Dienstag, 19. Juni 2012

Rezi "Der Gesang der Orcas" von Antje Babendererde

Titel: Der Gesang der Orcas
Autor: Antje Babendererde
Verlag: Arena
ISBN: 9783401023939
Genre: Jugendbuch
Format: Taschenbuch
Seitenzahl: 356
Erscheinungsdatum: 01.01.2004



4,5 von 5 Sternen
*Inhalt:*

Sofies Mutter ist vor einem halben Jahr gestorben und nun hat sie nur noch ihren Vater. Die beiden sind sich aber ziemlich fremd und trauern beide jeder für sich.

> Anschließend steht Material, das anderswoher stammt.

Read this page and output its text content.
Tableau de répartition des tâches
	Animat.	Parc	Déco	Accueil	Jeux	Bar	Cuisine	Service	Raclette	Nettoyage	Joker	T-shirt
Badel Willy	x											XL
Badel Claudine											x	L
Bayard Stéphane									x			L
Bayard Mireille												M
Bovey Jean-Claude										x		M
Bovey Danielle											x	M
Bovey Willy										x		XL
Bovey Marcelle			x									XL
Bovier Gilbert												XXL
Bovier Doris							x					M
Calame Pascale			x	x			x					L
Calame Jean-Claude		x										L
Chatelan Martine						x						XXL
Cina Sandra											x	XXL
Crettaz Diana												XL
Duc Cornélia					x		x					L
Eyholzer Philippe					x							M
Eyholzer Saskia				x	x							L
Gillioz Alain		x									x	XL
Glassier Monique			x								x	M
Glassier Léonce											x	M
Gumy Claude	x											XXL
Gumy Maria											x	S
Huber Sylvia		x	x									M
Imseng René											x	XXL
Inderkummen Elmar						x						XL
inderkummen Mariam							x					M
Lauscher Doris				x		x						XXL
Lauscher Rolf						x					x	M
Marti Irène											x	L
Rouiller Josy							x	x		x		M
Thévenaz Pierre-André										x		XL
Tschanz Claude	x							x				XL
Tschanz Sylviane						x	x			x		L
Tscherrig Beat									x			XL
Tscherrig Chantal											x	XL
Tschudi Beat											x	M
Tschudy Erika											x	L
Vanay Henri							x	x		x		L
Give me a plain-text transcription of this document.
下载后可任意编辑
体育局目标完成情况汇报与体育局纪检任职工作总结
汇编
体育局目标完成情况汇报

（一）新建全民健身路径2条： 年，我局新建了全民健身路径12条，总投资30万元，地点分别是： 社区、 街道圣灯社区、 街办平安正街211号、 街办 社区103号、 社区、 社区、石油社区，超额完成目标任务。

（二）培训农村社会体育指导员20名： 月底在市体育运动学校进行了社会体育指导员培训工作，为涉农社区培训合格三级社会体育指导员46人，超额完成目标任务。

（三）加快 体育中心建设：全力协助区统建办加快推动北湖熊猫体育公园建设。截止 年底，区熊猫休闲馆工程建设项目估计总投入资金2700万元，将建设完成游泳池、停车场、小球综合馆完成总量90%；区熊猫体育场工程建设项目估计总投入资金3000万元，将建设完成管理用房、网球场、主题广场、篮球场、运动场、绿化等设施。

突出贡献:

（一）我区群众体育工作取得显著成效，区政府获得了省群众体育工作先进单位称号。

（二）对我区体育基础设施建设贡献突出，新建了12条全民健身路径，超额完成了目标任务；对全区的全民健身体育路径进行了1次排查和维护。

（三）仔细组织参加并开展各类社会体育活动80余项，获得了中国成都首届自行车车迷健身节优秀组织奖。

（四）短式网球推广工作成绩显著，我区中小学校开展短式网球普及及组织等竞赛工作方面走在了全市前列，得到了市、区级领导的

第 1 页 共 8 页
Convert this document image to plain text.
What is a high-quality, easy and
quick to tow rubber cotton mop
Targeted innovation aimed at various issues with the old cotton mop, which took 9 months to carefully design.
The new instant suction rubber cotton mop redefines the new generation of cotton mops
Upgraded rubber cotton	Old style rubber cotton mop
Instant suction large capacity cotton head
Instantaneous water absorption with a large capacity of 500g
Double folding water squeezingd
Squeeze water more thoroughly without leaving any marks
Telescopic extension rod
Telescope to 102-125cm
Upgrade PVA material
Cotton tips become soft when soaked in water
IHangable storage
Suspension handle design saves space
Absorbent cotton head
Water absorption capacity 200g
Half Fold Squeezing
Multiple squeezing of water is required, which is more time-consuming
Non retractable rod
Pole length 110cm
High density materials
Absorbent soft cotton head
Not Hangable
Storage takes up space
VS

Als er dann einen neuen Auftrag als Fotograf bekommt in die USA zu reisen, begleitet Sofie ihn. Im Makah Reservat kommen sich die beiden endlich wieder näher, aber der Weg ist steinig. Sofie bekommt zusätzlich von dem Indianerjungen Javid und den Orcas Hilfe bei der Trauerbewältigung.

*Meinung:*
Es gibt verschiedene Coverversionen. Ich habe durch Zufall eine besonders hübsche Variante erwischt. Das Cover wirkt an den Rändern wie eine Ölzeichnung, was gut zu Sofies Hobby passt. Außerdem sind zwei Wale abgebildet die sehr gut fotografiert wurden, mit Sonnenlicht, dass sich im Blas der Tiere fängt. Dies wiederum passt sehr gut zum Job des Vaters, der ja Fotograf ist. Selten passt ein Cover so gut zum Inhalt. Da ich selbst Hobbyfotografin bin, hat mich das besonders angesprochen und ich konnte mich auch in den Beschreibungen des Vaters wiederfinden.
Dieses Buch ist etwas besonderes aber sicher nicht für jeden etwas. Das Hauptaugenmerk liegt auf der sehr sanften und authentisch wirkenden Liebesgeschichte zwischen Sofie und Javid. Diese Liebe wird sehr einfühlsam herüber gebracht. Auch die Trauerbewältigung und die Neuentwicklung der Vater-Tochter-Beziehung spielen eine sehr wichtige Rolle. Trotzdem plätschert das Buch nur vor sich hin. Es gibt kaum Spannung, was nun mal nicht für jeden etwas ist. Mir persönlich macht dies nichts aus und ich fühlte mich gut unterhalten. Die ganze Geschichte ist daher unheimlich ruhig und gefühlvoll.
Besonders gut haben mir auch die vielen Informationen zu den Indianern, im Speziellen der Makahs, gefallen. Mich haben die verschiedenen Stämme der Nordamerikanischen Indianer schon immer interessiert und gewürzt mit dieser netten kleinen Liebesgeschichte fand ich die Vermittlung sehr gelungen.
Die Reaktionen und Gefühle der Charaktere fand ich durchaus authentisch. An einigen kleinen Stellen fand ich gewissen Gefühle oder Entwicklungen etwas vorschnell, aber das viel kaum ins Gewicht. Abzug bekommt das Buch lediglich für einige etwas sehr in die Länge gezogenen Abschnitte. Der Schreibstil ist wirklich wunderbar bildlich, man fühlt sich direkt im Geschehen, schmeckt fast das Salzwasser auf den Lippen oder fühlt den Sturm und Regen auf dem Gesicht. Trotzdem waren manche Umschreibungen doch etwas sehr in die Länge gezogen. Daher 0,5 Punkte Abzug.
Die Charaktere sind nicht herausragend, aber für die Geschichte gut genug ausgearbeitet.

*Lesergruppe:*
Leser, die nichts gegen ruhige Geschichten haben in denen eine junge Liebe und die Familie eine entscheidende Rolle spielen. Außerdem sollte man Interesse an den Indianern Nordamerikas und hier im Speziellen der Küstenindianer habe.

*Fazit:*
Ein wunderschönes ruhiges Lesevergnügen, dass einen auf sehr einfühlsame Art und Weise die Tradition und das Leben der Makah (Küstenindianer) und die Trauerbewältigung eines jungen Mädchen und dessen Vater näher bringt. Gewürzt durch eine sanfte Liebesgeschichte war es für mich etwas ganz besonderes.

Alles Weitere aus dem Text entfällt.